No sería exagerado afirmar que, desde el tiempo del ruido, uno de los argumentos más recurrentes para justificar los bajos índices de lectura en el país ha sido el eterno dilema sobre cuándo leer o, mejor aún, el cómo encontrar los momentos idóneos en nuestra cotidianidad bombardeada por redes sociales y maratones de series para sentarse a solas con el libro de turno y desconectar de todo lo demás. El frenetismo de la realidad que vivimos y la gran variedad de alternativas de entretenimiento inmediato que tenemos a nuestra disposición hacen que encajar en nuestra rutina diaria una actividad que, por antonomasia, requiere tiempo y concentración se convierta, cada vez más, en una tarea de difícil consecución.
Y es que, imperceptiblemente, con el paso de los años y el avance de la tecnología han desaparecido los espacios en los que leer era el mejor de los refugios contra el tedio. Uno de los que más echo de menos, y asumiendo el riesgo de sonar como un viejo huraño, son las filas de las entidades públicas. Bien fuera atrapado en el bochorno de las dos de la tarde en alguna sucursal bancaria atestada del centro de Bucaramanga o alineado como una vértebra más en la kilométrica serpiente humana que se enroscaba sobre sí misma en el sótano de la Cámara de Comercio de Bogotá, esperar a que el número de mi turno se iluminara en alguna pantalla para ser atendido era la excusa perfecta para cubrir mi cuota diaria de minutos leídos por cortesía de la paquidérmica burocracia estatal. La virtualidad acabó con ello y ahora, entre clic y clic, no hay tiempo para la literatura.

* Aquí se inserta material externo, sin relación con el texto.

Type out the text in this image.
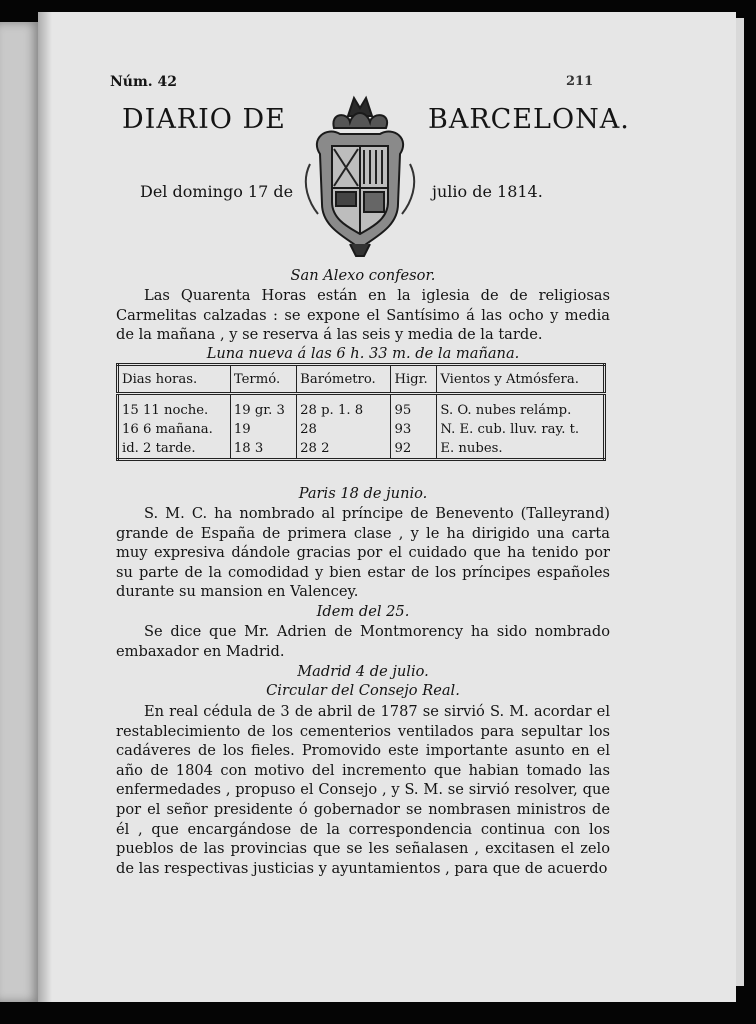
Núm. 42	211
DIARIO DE	BARCELONA.
Del domingo 17 de	julio de 1814.
San Alexo confesor.
Las Quarenta Horas están en la iglesia de de religiosas Carmelitas calzadas : se expone el Santísimo á las ocho y media de la mañana , y se reserva á las seis y media de la tarde.
Luna nueva á las 6 h. 33 m. de la mañana.
Dias horas.	Termó.	Barómetro.	Higr.	Vientos y Atmósfera.
15 11 noche.	19 gr. 3	28 p. 1. 8	95	S. O. nubes relámp.
16 6 mañana.	19	28	93	N. E. cub. lluv. ray. t.
id. 2 tarde.	18 3	28 2	92	E. nubes.
Paris 18 de junio.
S. M. C. ha nombrado al príncipe de Benevento (Talleyrand) grande de España de primera clase , y le ha dirigido una carta muy expresiva dándole gracias por el cuidado que ha tenido por su parte de la comodidad y bien estar de los príncipes españoles durante su mansion en Valencey.
Idem del 25.
Se dice que Mr. Adrien de Montmorency ha sido nombrado embaxador en Madrid.
Madrid 4 de julio.
Circular del Consejo Real.
En real cédula de 3 de abril de 1787 se sirvió S. M. acordar el restablecimiento de los cementerios ventilados para sepultar los cadáveres de los fieles. Promovido este importante asunto en el año de 1804 con motivo del incremento que habian tomado las enfermedades , propuso el Consejo , y S. M. se sirvió resolver, que por el señor presidente ó gobernador se nombrasen ministros de él , que encargándose de la correspondencia continua con los pueblos de las provincias que se les señalasen , excitasen el zelo de las respectivas justicias y ayuntamientos , para que de acuerdo
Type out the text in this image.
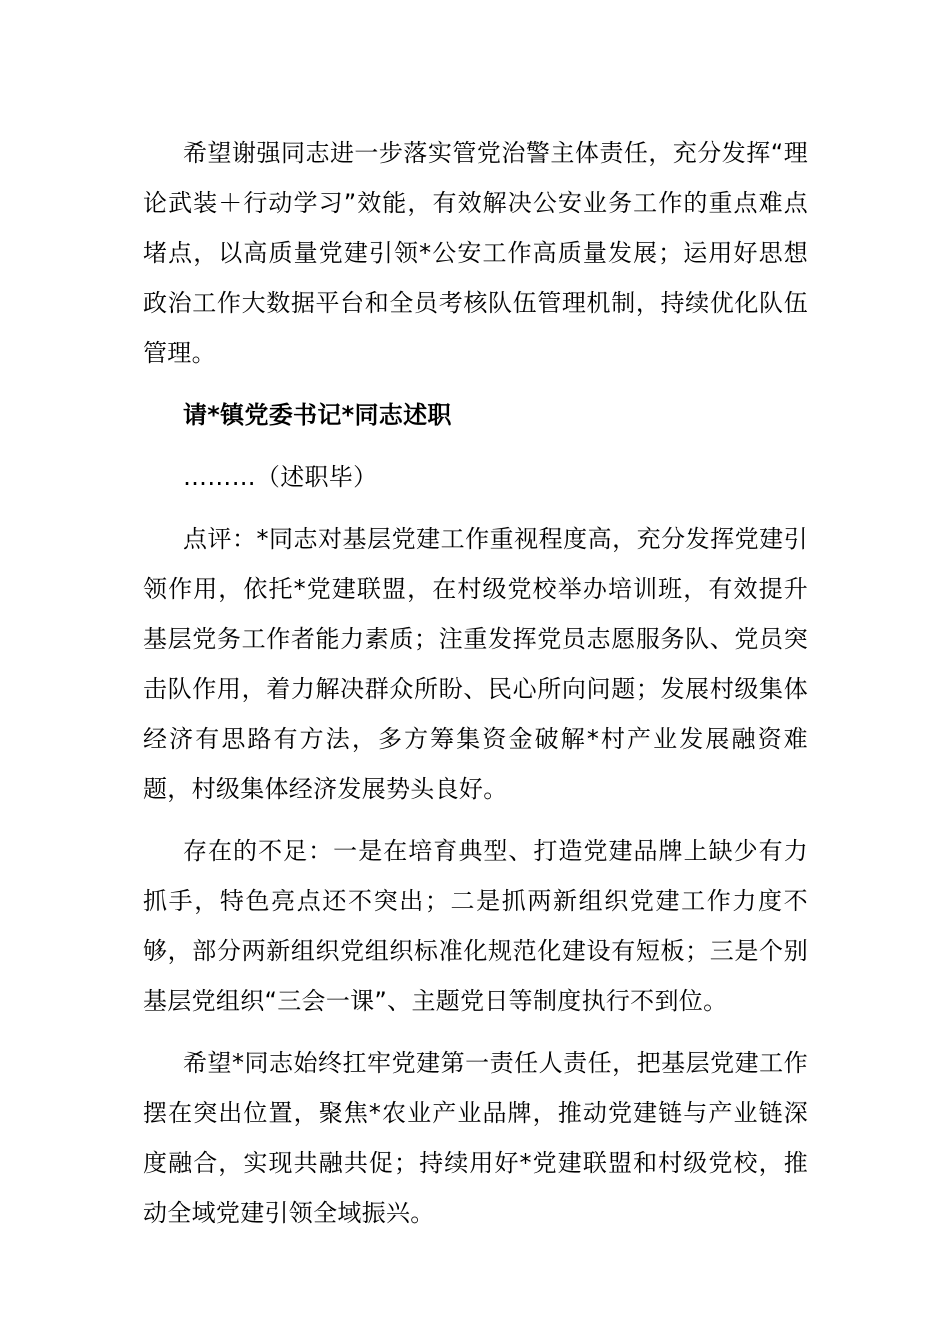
希望谢强同志进一步落实管党治警主体责任，充分发挥“理论武装＋行动学习”效能，有效解决公安业务工作的重点难点堵点，以高质量党建引领*公安工作高质量发展；运用好思想政治工作大数据平台和全员考核队伍管理机制，持续优化队伍管理。

请*镇党委书记*同志述职

………（述职毕）

点评：*同志对基层党建工作重视程度高，充分发挥党建引领作用，依托*党建联盟，在村级党校举办培训班，有效提升基层党务工作者能力素质；注重发挥党员志愿服务队、党员突击队作用，着力解决群众所盼、民心所向问题；发展村级集体经济有思路有方法，多方筹集资金破解*村产业发展融资难题，村级集体经济发展势头良好。

存在的不足：一是在培育典型、打造党建品牌上缺少有力抓手，特色亮点还不突出；二是抓两新组织党建工作力度不够，部分两新组织党组织标准化规范化建设有短板；三是个别基层党组织“三会一课”、主题党日等制度执行不到位。

希望*同志始终扛牢党建第一责任人责任，把基层党建工作摆在突出位置，聚焦*农业产业品牌，推动党建链与产业链深度融合，实现共融共促；持续用好*党建联盟和村级党校，推动全域党建引领全域振兴。
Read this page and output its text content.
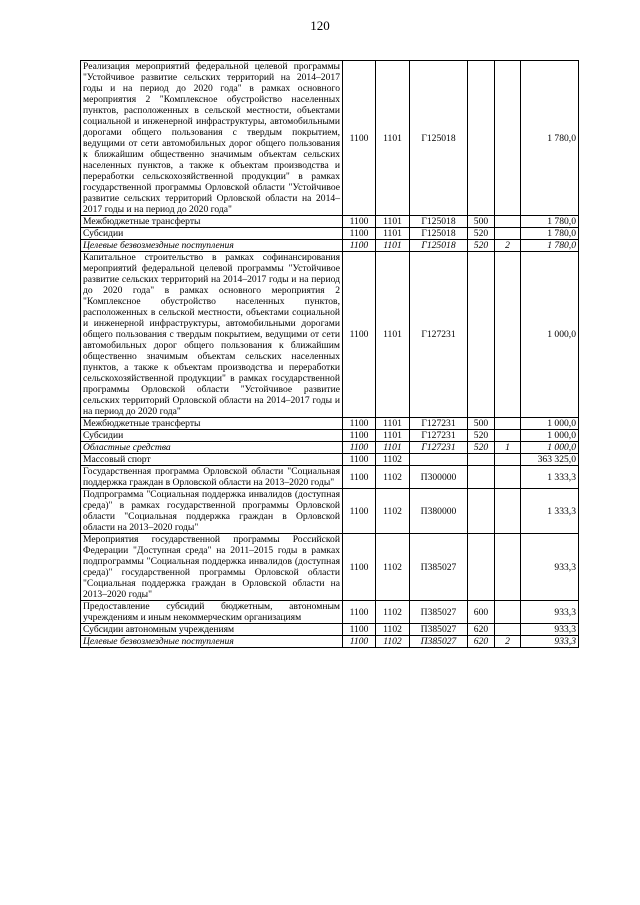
120
Реализация мероприятий федеральной целевой программы "Устойчивое развитие сельских территорий на 2014–2017 годы и на период до 2020 года" в рамках основного мероприятия 2 "Комплексное обустройство населенных пунктов, расположенных в сельской местности, объектами социальной и инженерной инфраструктуры, автомобильными дорогами общего пользования с твердым покрытием, ведущими от сети автомобильных дорог общего пользования к ближайшим общественно значимым объектам сельских населенных пунктов, а также к объектам производства и переработки сельскохозяйственной продукции" в рамках государственной программы Орловской области "Устойчивое развитие сельских территорий Орловской области на 2014–2017 годы и на период до 2020 года"	1100	1101	Г125018			1 780,0
Межбюджетные трансферты	1100	1101	Г125018	500		1 780,0
Субсидии	1100	1101	Г125018	520		1 780,0
Целевые безвозмездные поступления	1100	1101	Г125018	520	2	1 780,0
Капитальное строительство в рамках софинансирования мероприятий федеральной целевой программы "Устойчивое развитие сельских территорий на 2014–2017 годы и на период до 2020 года" в рамках основного мероприятия 2 "Комплексное обустройство населенных пунктов, расположенных в сельской местности, объектами социальной и инженерной инфраструктуры, автомобильными дорогами общего пользования с твердым покрытием, ведущими от сети автомобильных дорог общего пользования к ближайшим общественно значимым объектам сельских населенных пунктов, а также к объектам производства и переработки сельскохозяйственной продукции" в рамках государственной программы Орловской области "Устойчивое развитие сельских территорий Орловской области на 2014–2017 годы и на период до 2020 года"	1100	1101	Г127231			1 000,0
Межбюджетные трансферты	1100	1101	Г127231	500		1 000,0
Субсидии	1100	1101	Г127231	520		1 000,0
Областные средства	1100	1101	Г127231	520	1	1 000,0
Массовый спорт	1100	1102				363 325,0
Государственная программа Орловской области "Социальная поддержка граждан в Орловской области на 2013–2020 годы"	1100	1102	П300000			1 333,3
Подпрограмма "Социальная поддержка инвалидов (доступная среда)" в рамках государственной программы Орловской области "Социальная поддержка граждан в Орловской области на 2013–2020 годы"	1100	1102	П380000			1 333,3
Мероприятия государственной программы Российской Федерации "Доступная среда" на 2011–2015 годы в рамках подпрограммы "Социальная поддержка инвалидов (доступная среда)" государственной программы Орловской области "Социальная поддержка граждан в Орловской области на 2013–2020 годы"	1100	1102	П385027			933,3
Предоставление субсидий бюджетным, автономным учреждениям и иным некоммерческим организациям	1100	1102	П385027	600		933,3
Субсидии автономным учреждениям	1100	1102	П385027	620		933,3
Целевые безвозмездные поступления	1100	1102	П385027	620	2	933,3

Pero entonces llegó el teletrabajo puesto de moda por el virus y consigo extinguió otro de los instantes cotidianos en los que el tiempo viscoso que parece fluir con mayor lentitud se podía canjear con facilidad por varias líneas del libro que llevaras contigo: el doble trayecto diario en transporte público hasta y desde tu lugar de trabajo. Estos minutos clave en los que el desplazamiento sincrónico de la máquina te arrulla mientras enfocas toda tu energía en acabar la página antes de tu parada es una de aquellas víctimas silenciosas de la pandemia de las que nadie habla. Aunque, paradójicamente, el confinamiento disparó hasta un máximo histórico los hábitos de lectura y la compra de libros en lugares como España, la irrupción de este híbrido laboral en el que trabajas donde vives acabó de un plumazo con la vieja costumbre tan interiorizada de leer mientras un rosario de estaciones desfila junto a tu ventana.
Si bien el que quiere leer termina encontrando la forma, bien sea a la hora del almuerzo mientras se te enfría el plato porque el villano de la historia no se muere rápido o en la cama de madrugada ante la mirada reprochadora de tu perro que trasnocha porque sentiste la necesidad imperiosa de leer un capítulo de más, lo cierto es que la muerte de los ratos muertos ha hecho un flaco favor al fomento de la lectura.